À la veille de la visite d’Emmanuel Macron en Chine, Pékin a clairement laissé entendre que la signature d’un accord d’investissement avec l’UE l’année prochaine serait une priorité pour la politique européenne de la Chine.
Des déclarations dans ce sens ont été faites par le Premier ministre, Li Keqiang, lors de ses négociations avec Federica Mogherini, haute représentante de l’UE pour les Affaires étrangères et la politique de sécurité, ainsi que le ministre chinois des Affaires étrangères, Wang Yi, dans un entretien avec l’AFP lors de sa visite en France. Ce qui pourrait signifier que Pékin compte sur Paris pour signer rapidement ce document.
Le triangle Chine-UE-États-Unis
Le directeur du Centre d’études françaises de l’Institut de l’Europe de l’Académie des sciences de Russie, Youri Roubinski, a estimé, dans une interview accordée à Sputnik, qu’Emmanuel Macron mènerait les négociations en Chine au nom de la nouvelle composition des dirigeants de l’UE après avoir concerté ses positions avec la chancelière allemande.

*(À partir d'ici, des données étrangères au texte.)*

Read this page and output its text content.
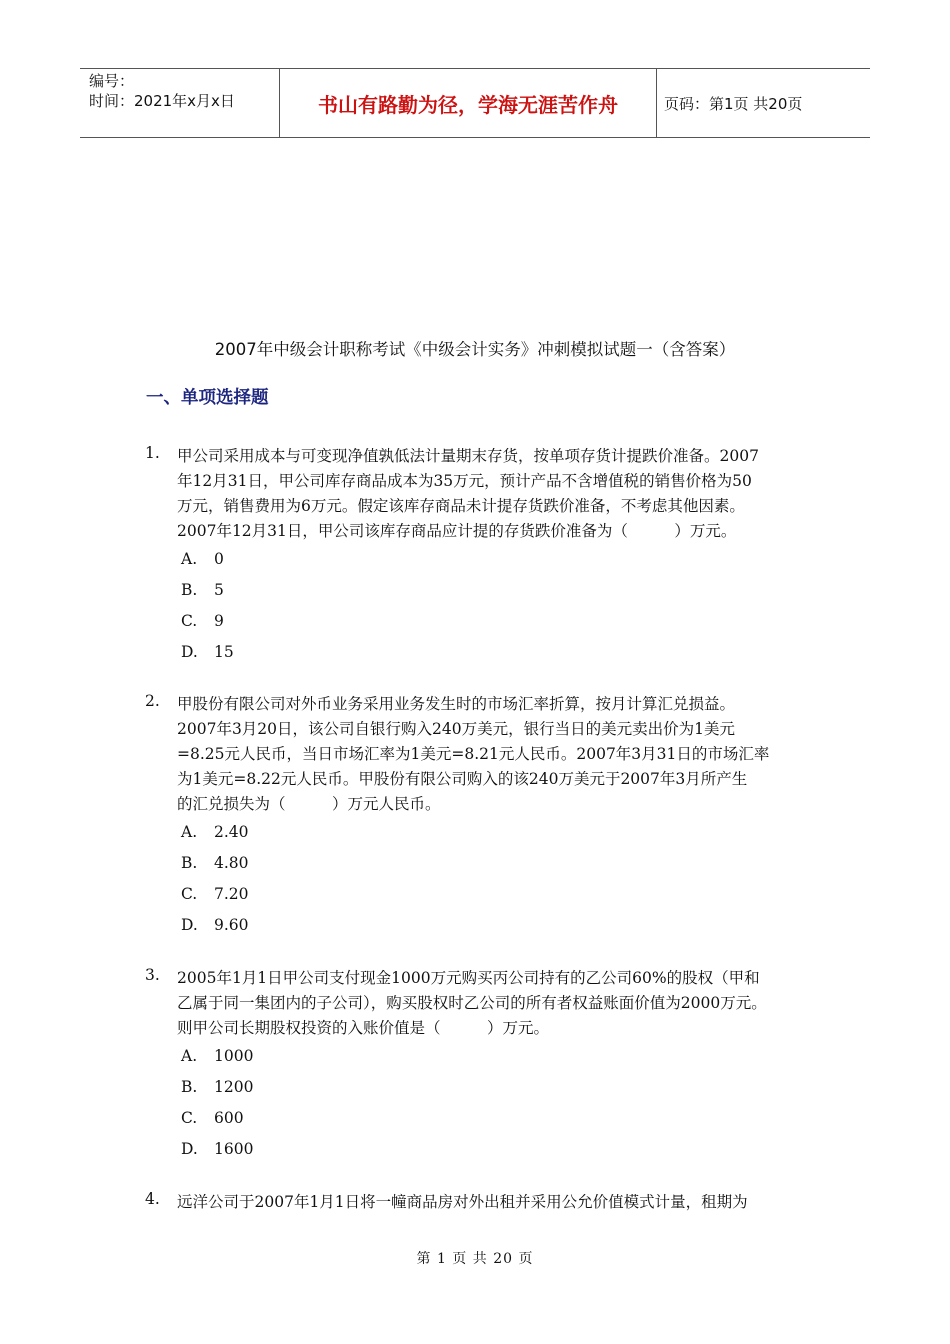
编号：
时间：2021年x月x日	书山有路勤为径，学海无涯苦作舟	页码：第1页 共20页
2007年中级会计职称考试《中级会计实务》冲刺模拟试题一（含答案）
一、单项选择题
1. 甲公司采用成本与可变现净值孰低法计量期末存货，按单项存货计提跌价准备。2007
年12月31日，甲公司库存商品成本为35万元，预计产品不含增值税的销售价格为50
万元，销售费用为6万元。假定该库存商品未计提存货跌价准备，不考虑其他因素。
2007年12月31日，甲公司该库存商品应计提的存货跌价准备为（　　　）万元。
A. 0
B. 5
C. 9
D. 15
2. 甲股份有限公司对外币业务采用业务发生时的市场汇率折算，按月计算汇兑损益。
2007年3月20日，该公司自银行购入240万美元，银行当日的美元卖出价为1美元
=8.25元人民币，当日市场汇率为1美元=8.21元人民币。2007年3月31日的市场汇率
为1美元=8.22元人民币。甲股份有限公司购入的该240万美元于2007年3月所产生
的汇兑损失为（　　　）万元人民币。
A. 2.40
B. 4.80
C. 7.20
D. 9.60
3. 2005年1月1日甲公司支付现金1000万元购买丙公司持有的乙公司60%的股权（甲和
乙属于同一集团内的子公司），购买股权时乙公司的所有者权益账面价值为2000万元。
则甲公司长期股权投资的入账价值是（　　　）万元。
A. 1000
B. 1200
C. 600
D. 1600
4. 远洋公司于2007年1月1日将一幢商品房对外出租并采用公允价值模式计量，租期为
第 1 页 共 20 页
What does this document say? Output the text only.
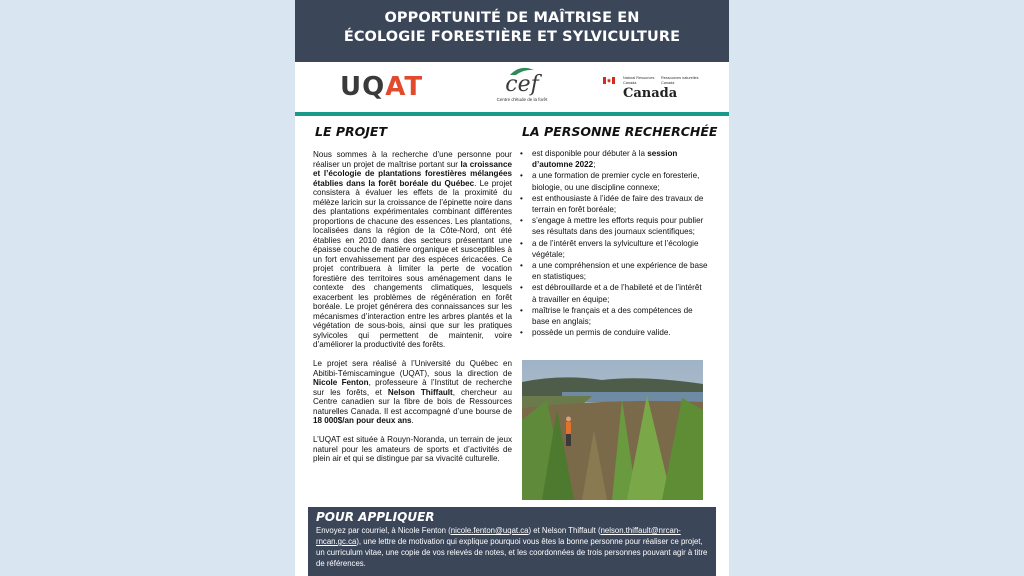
OPPORTUNITÉ DE MAÎTRISE EN
ÉCOLOGIE FORESTIÈRE ET SYLVICULTURE
UQAT	cef
Centre d'étude de la forêt
Natural Resources
Canada
Ressources naturelles
Canada
Canada
LE PROJET	LA PERSONNE RECHERCHÉE

Nous sommes à la recherche d’une personne pour réaliser un projet de maîtrise portant sur la croissance et l’écologie de plantations forestières mélangées établies dans la forêt boréale du Québec. Le projet consistera à évaluer les effets de la proximité du mélèze laricin sur la croissance de l’épinette noire dans des plantations expérimentales combinant différentes proportions de chacune des essences. Les plantations, localisées dans la région de la Côte-Nord, ont été établies en 2010 dans des secteurs présentant une épaisse couche de matière organique et susceptibles à un fort envahissement par des espèces éricacées. Ce projet contribuera à limiter la perte de vocation forestière des territoires sous aménagement dans le contexte des changements climatiques, lesquels exacerbent les problèmes de régénération en forêt boréale. Le projet générera des connaissances sur les mécanismes d’interaction entre les arbres plantés et la végétation de sous-bois, ainsi que sur les pratiques sylvicoles qui permettent de maintenir, voire d’améliorer la productivité des forêts.

Le projet sera réalisé à l’Université du Québec en Abitibi-Témiscamingue (UQAT), sous la direction de Nicole Fenton, professeure à l’Institut de recherche sur les forêts, et Nelson Thiffault, chercheur au Centre canadien sur la fibre de bois de Ressources naturelles Canada. Il est accompagné d’une bourse de 18 000$/an pour deux ans.

L’UQAT est située à Rouyn-Noranda, un terrain de jeux naturel pour les amateurs de sports et d’activités de plein air et qui se distingue par sa vivacité culturelle.

• est disponible pour débuter à la session d’automne 2022;
• a une formation de premier cycle en foresterie, biologie, ou une discipline connexe;
• est enthousiaste à l’idée de faire des travaux de terrain en forêt boréale;
• s’engage à mettre les efforts requis pour publier ses résultats dans des journaux scientifiques;
• a de l’intérêt envers la sylviculture et l’écologie végétale;
• a une compréhension et une expérience de base en statistiques;
• est débrouillarde et a de l’habileté et de l’intérêt à travailler en équipe;
• maîtrise le français et a des compétences de base en anglais;
• possède un permis de conduire valide.
POUR APPLIQUER
Envoyez par courriel, à Nicole Fenton (nicole.fenton@uqat.ca) et Nelson Thiffault (nelson.thiffault@nrcan-rncan.gc.ca), une lettre de motivation qui explique pourquoi vous êtes la bonne personne pour réaliser ce projet, un curriculum vitae, une copie de vos relevés de notes, et les coordonnées de trois personnes pouvant agir à titre de références.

«Dans le contexte de la guerre commerciale entre les États-Unis et la Chine, tous les participants au processus s’observent mutuellement […] L'UE prend en compte l'état de la confrontation américano-chinoise pour trouver non une simple solution avec la Chine, mais une solution qui empêcherait Donald Trump de recourir à des mesures sévères contre les Européens en réaction à une plus grande ouverture de leurs marchés à la Chine.»
Pour lui, le jeu est engagé non entre deux pôles, la Chine et l’UE, mais au sein du triangle Chine-UE-États-Unis. Sur fond de confrontation américano-chinoise, l'UE va maintenant essayer de négocier des conditions favorables pour soi afin de ne pas risquer le recours à des contre-mesures de la part des Américains, a souligné Youri Roubinski. Il sera nécessaire à la Chine et à l’UE de trouver un compromis et de faire des concessions. Et là, la France et l'Allemagne coordonnent étroitement leurs positions, a-t-il constaté, rappelant la récente réunion à Toulouse de ministres français et allemands.
«Ils y ont visiblement concerté les prochaines négociations d’Emmanuel Macron en Chine. Le Président de la République a reçu, à ce que je comprends, un certain mandat», a noté Youri Roubinski.
«La France possède ce potentiel»
Le potentiel de la France dans le domaine de la signature de l’accord a été également évalué pour Sputnik par le directeur de l'Institut des relations internationales auprès de l'Institut des langues de Pékin, Jia Leying.
«La France a toujours cherché à améliorer ses propres relations et celles de l’UE avec la Chine […] La diplomatie française se caractérise par une politique étrangère indépendante, Paris ne cherchant pas à rejoindre certaines grandes puissances occidentales dans ce domaine. Compte tenu de sa volonté politique, la France pourrait contribuer à élargir la collaboration en matière d’investissement entre la Chine et l’UE et faciliter la signature rapide d’un accord d’investissement. La France possède ce potentiel», a-t-il indiqué.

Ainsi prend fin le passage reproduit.